According to scanorama's document (scanorama.py), the datesets have already been normalized when executing "datasets, genes = correct(datasets, genes_list)". The normalize() function is included in correct() function, why is it executed again here ? Are there any particular purposes ?

In pancreas-4-Scanorama.ipynb, the corrected datasets have not been processed with sc.pp.log1p() and
sc.pp.normalize_per_cell (), and high variable genes have not been identified with sc.pp.filter_genes_dispersion(). All of them are necessary in routine scanpy pipeline. Are these process could be skipped when treating scanorama-corrected datasets ?
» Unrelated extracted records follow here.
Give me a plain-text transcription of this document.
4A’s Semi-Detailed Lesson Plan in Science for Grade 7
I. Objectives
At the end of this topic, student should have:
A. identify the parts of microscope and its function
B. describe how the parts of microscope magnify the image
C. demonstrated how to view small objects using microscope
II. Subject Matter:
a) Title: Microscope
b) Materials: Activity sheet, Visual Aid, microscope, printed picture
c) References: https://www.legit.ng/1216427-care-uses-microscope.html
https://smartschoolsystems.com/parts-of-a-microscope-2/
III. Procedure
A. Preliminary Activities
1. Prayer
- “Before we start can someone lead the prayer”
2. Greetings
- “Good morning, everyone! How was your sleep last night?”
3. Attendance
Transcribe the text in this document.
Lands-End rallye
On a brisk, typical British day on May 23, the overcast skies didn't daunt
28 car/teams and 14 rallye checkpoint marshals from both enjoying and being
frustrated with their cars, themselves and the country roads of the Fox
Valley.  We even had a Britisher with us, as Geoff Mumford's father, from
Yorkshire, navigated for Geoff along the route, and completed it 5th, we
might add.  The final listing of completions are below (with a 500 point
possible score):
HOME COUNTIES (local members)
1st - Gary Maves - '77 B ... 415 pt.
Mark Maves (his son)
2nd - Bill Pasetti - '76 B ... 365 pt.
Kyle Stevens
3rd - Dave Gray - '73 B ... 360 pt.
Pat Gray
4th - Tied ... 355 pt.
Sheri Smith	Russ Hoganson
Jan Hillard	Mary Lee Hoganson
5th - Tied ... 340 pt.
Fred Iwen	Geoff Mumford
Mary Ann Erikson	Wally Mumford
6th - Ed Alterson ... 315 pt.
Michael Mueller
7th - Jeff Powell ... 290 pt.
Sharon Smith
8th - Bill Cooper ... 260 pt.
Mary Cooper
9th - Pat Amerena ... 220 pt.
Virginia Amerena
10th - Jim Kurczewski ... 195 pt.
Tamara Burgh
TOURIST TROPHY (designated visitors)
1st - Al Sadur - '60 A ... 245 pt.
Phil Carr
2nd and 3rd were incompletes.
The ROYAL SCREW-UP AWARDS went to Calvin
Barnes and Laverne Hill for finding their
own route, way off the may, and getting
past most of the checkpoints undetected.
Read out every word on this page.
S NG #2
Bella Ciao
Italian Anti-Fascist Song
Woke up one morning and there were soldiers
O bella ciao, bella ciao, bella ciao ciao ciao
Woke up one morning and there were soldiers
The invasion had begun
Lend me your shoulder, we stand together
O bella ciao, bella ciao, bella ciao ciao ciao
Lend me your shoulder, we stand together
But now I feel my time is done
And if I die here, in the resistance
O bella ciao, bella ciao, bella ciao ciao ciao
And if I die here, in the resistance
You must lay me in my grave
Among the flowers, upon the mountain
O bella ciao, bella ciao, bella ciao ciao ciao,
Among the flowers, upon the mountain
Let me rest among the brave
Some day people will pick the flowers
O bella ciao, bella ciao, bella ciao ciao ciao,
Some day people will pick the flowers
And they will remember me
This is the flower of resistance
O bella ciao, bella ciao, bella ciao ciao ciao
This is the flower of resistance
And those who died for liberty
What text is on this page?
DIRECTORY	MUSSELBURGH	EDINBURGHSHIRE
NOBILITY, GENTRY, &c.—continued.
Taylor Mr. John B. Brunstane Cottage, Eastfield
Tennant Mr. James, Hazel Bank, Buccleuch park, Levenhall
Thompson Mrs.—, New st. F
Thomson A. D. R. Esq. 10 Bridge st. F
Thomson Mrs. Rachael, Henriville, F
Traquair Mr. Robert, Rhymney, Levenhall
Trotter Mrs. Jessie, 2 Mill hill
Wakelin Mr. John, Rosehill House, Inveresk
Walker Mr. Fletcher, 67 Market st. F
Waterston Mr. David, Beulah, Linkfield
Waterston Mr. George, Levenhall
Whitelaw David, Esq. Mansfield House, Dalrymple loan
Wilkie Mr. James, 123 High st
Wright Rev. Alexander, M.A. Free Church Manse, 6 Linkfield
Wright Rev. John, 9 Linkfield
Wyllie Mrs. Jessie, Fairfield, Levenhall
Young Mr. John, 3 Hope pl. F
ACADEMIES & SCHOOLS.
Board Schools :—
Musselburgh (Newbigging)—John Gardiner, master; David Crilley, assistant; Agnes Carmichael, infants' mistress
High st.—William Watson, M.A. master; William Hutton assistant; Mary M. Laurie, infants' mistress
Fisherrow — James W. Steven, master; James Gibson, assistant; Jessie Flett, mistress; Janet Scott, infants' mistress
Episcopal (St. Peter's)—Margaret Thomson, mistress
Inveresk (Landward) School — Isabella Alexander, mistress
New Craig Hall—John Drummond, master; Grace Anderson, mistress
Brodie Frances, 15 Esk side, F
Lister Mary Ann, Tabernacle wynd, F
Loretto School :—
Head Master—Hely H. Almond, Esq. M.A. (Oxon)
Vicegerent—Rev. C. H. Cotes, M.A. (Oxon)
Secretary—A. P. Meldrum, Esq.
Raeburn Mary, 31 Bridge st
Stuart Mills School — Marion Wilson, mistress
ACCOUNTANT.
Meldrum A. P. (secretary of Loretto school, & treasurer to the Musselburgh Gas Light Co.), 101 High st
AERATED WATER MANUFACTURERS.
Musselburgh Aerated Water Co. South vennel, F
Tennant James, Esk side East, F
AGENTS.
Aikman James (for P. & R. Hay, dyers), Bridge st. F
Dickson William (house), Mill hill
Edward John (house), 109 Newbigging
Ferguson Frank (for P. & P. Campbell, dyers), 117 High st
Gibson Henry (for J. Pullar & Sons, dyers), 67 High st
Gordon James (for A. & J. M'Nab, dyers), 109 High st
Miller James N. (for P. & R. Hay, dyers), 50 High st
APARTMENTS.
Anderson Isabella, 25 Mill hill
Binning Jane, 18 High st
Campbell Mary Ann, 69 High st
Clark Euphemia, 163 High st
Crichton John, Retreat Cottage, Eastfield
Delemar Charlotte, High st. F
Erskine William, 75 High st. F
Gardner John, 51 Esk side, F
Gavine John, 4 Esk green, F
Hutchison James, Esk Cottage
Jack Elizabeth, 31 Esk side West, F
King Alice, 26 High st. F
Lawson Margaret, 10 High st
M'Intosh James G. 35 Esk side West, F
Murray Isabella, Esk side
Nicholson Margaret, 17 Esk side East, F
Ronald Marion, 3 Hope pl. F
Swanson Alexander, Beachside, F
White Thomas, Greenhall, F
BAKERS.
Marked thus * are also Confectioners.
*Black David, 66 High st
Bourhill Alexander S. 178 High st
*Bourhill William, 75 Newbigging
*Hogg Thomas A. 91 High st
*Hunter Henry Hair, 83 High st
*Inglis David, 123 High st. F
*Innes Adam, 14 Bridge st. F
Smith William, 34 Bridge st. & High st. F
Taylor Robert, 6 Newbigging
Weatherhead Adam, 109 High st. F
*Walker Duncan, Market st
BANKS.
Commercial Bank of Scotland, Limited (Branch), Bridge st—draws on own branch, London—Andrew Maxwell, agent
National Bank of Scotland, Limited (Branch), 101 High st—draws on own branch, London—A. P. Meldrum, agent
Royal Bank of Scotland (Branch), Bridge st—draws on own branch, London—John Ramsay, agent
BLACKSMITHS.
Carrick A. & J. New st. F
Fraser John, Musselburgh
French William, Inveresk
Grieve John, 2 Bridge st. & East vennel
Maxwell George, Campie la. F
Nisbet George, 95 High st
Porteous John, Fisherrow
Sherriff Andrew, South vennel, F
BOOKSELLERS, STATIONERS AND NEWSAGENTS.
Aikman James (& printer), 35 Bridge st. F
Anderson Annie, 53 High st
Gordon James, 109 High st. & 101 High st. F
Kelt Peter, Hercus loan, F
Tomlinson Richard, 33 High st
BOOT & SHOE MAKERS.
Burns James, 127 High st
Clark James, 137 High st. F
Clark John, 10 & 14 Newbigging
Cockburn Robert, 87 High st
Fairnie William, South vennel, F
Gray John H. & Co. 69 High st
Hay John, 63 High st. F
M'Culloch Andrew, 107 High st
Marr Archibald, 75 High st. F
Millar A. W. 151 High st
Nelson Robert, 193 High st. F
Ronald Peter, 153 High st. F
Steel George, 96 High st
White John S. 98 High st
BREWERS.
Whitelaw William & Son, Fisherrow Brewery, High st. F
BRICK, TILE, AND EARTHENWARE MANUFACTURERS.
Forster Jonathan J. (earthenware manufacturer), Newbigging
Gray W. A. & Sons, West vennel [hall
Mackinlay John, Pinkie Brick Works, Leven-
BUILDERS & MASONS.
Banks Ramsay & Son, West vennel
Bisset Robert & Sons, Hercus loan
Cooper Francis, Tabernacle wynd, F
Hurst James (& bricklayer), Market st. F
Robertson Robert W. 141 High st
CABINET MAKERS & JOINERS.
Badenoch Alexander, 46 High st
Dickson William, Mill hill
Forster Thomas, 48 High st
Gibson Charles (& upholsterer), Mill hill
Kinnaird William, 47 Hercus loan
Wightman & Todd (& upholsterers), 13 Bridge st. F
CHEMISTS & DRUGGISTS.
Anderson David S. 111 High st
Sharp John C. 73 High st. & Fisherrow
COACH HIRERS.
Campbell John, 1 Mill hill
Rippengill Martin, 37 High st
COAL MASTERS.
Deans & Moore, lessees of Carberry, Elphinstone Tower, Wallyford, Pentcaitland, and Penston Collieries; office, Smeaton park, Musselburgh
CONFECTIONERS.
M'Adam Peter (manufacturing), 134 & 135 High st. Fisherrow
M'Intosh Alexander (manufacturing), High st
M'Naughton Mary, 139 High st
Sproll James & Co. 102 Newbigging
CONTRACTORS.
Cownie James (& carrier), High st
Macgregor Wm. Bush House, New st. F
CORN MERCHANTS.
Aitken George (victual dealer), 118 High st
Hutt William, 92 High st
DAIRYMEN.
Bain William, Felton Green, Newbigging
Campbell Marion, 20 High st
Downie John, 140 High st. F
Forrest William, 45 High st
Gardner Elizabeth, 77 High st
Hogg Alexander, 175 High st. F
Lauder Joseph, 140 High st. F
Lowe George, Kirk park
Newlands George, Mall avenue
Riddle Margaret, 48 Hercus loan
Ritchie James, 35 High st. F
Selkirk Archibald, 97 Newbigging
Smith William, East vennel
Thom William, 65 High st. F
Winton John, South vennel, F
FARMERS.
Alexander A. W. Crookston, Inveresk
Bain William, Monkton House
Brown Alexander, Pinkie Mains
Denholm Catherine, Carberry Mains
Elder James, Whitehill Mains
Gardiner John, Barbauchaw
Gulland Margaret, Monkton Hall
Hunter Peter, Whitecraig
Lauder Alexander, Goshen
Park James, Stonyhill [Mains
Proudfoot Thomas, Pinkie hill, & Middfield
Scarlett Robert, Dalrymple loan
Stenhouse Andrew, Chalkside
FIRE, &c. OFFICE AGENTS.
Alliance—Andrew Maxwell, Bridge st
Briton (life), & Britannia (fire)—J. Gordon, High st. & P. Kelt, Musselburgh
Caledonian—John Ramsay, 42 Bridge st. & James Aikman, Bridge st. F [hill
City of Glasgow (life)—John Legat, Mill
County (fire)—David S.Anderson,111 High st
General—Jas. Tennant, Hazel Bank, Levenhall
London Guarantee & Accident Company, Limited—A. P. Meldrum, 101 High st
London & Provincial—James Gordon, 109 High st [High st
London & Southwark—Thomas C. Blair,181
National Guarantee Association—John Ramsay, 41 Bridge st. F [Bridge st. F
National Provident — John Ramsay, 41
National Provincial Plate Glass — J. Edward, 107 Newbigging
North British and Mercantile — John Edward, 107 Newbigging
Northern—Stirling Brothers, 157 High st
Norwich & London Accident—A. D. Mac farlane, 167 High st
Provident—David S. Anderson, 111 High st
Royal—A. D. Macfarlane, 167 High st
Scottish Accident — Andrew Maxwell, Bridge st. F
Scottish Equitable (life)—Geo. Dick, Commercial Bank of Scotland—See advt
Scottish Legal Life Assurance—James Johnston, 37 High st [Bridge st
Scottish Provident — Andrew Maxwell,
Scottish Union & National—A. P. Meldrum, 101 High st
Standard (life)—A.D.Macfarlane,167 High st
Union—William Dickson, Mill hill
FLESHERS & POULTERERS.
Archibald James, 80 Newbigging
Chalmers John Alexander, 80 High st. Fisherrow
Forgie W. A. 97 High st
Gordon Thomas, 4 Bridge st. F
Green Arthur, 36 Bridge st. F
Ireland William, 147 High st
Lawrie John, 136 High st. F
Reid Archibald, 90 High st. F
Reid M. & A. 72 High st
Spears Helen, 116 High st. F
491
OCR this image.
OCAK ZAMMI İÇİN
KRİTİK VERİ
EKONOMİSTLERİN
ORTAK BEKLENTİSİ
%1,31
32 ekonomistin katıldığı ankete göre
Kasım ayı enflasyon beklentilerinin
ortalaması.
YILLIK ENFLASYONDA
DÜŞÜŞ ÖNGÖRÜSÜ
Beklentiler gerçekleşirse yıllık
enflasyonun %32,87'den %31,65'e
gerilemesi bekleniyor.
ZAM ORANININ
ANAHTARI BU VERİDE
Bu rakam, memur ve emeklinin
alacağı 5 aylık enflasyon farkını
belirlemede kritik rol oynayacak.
Notice how scanorama outputs a filtered gene space and altered expression. At the time I cloned scanorama (31.07), a number of scripts in bin/ started like this:

if __name__ == '__main__':
	datasets, genes_list, n_cells = load_names(data_names)
	datasets, genes = correct(datasets, genes_list)
	datasets = [ normalize(ds, axis=1) for ds in datasets ]
	datasets_dimred = dimensionality_reduce(datasets)

I am quite busy at the moment and cannot promise any further assistance in a timely manner.